5 Dystopian Novels That Will Change The Way You Think
“Dysto-what?”, you may well ask. But you’ve probably heard of a utopia, an imagined place or state of things in which everything is perfect. Well, a dystopia is just a utopia with a flaw. Writers often use this in order to highlight a fault in society or to suggest what could happen in the future if things continue as they are, making for a fascinating read! Below are 5 of my favourite dystopian novels that will change the way you think about our society. (Yes, it really is that dramatic).
1. The Handmaid’s Tale by Margaret Atwood
Despite having analysed this book to death for my A Level English coursework, I would read it again without hesitation. In Atwood’s dystopian future, the USA has been replaced by a totalitarian state in which fertility rates have fallen so low that reproduction now has to be provided as a service by the handmaids. We find out that the problems initially arose in a society very much like our own, where porn was widely available and pollution was causing fertility rates to drop. I think this is why the novel is so frightening; the dystopian society is so familiar to us that we start to imagine that the government could actually have to turn to something like this in the future. It may seem far-fetched, but I challenge you not to draw disturbing parallels as you read. What’s more, the majority of the seemingly fictional measures and practices described in the novel, have actually been taken straight out of the history books.
2. 1984 by George Orwell
Have you ever wondered why we say “Big Brother is watching you”? How about “Room 101”? Orwell’s influential masterpiece will leave you questioning what it is to be human. Written in 1948, this novel is often seen as a prediction of what the western world would be like by 1984. While the prophecy hasn’t proved to be entirely accurate, let’s just say that you’ll probably notice some alarming similarities to our society today. For example, today’s increasingly topical issue of constant surveillance, whether it be through CCTV or the internet, plays a huge part in the Party’s (the government in 1984) state control. As well as this, Orwell also shows us the potentially dangerous consequences of ever-advancing technology and the problems associated with having a privileged social elite (a group Orwell names the Inner Party). Perhaps we should rename it 2048 and just wait and see…?
3. Fahrenheit 451 by Ray Bradbury
This novel will probably scare you, especially if you’re like me and are a bit of a book-worm. The main character, Guy Montag, is a fireman. Nothing new or alarming there. Perhaps not, until you realise that his job isn’t to stop fires, but to start them. Bradbury offers us the view of a future in which society has become so reliant on technology, that books are thought to be the source of all unhappiness and must therefore be destroyed. Not only must the books themselves be burned, but any house that is thought to contain a book must be set alight by the firemen. To a generation that is becoming increasingly technology and social media-orientated, the idea feels just a little too close to home. Not only this, but (as in the majority of dystopian fiction) the government is all-powerful and all-controlling. If you’re anything like me, then this will probably get you thinking about our own political system and the frightening possibility of Bradbury’s future actually coming true. “Surely not?” I hear you cry. Well, just remember what happened when the Nazis decided that they weren’t too keen on people reading certain books…

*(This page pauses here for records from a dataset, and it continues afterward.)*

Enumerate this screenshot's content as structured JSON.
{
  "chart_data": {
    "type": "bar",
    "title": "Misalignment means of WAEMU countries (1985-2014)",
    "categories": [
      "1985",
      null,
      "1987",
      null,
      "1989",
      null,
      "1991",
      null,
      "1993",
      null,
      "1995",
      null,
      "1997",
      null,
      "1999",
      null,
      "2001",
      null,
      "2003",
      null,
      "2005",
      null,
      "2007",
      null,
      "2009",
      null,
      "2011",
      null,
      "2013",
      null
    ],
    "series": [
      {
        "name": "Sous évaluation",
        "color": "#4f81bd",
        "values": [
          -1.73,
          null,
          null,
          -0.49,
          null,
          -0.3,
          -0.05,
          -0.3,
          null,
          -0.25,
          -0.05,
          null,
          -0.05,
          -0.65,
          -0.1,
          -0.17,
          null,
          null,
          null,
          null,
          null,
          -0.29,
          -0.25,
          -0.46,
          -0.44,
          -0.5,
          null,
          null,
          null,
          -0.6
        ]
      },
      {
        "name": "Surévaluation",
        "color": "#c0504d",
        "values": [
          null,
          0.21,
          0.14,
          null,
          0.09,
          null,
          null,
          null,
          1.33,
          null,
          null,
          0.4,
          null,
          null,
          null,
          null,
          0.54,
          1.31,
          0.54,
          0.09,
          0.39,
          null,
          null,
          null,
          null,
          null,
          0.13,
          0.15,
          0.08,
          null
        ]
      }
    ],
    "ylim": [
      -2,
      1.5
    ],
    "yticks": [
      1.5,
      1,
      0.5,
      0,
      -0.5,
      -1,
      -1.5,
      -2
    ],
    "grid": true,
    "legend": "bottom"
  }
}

4. Animal Farm by George Orwell
While the talking animals may initially seem a bit too bizarre and unbelievable, as soon as you start to read Animal Farm as an allegory for the Russian Revolution and the emergence of communism in the Soviet Union, things start to get a little more realistic and the ridiculousness of the situation only adds to the effect. If you don’t know anything about the Russian Revolution, then that’s fine (I certainly didn’t when I read it). This book is a great read nonetheless and you’ll pick up the history (albeit in animal form) as you go. As long as you’ve heard of Stalin, you should be fine…
5. Brave New World by Aldous Huxley
This novel is similar to 1984 in that it too deals with the potential dangers of technological progress. People take drugs when they feel sad and can ‘have’ someone whenever they fancy it. In fact, having sex whenever and with whoever is openly encouraged and is seen as normal. The ideas of the World State in Huxley’s dystopian society may at first seem fairly outrageous, but you’ll probably start to realise that they’re just an extreme version of today’s economic values. Essentially, these values are based on the assumption that happiness is achieved when an individual satisfies their needs and that the success of a society is measured by economic growth and development. Basically, the novel questions the concept of consumerism. Like in The Handmaid’s Tale, Huxley explores the role of women in the reproductive process. Only this time, ovaries are removed and babies are grown in bottles. Sounds like a bad sci-fi movie? Potentially but, as with most dystopian fiction, Brave New World is written in such a way that the events come across as actually quite conceivable (no pun intended).
Hopefully I haven’t put you off dystopian literature for good! The above books are still excellent reads without any deep and meaningful analysis, but I do genuinely think that I’ve taken so much away from them just by being vaguely aware of the author’s intentions!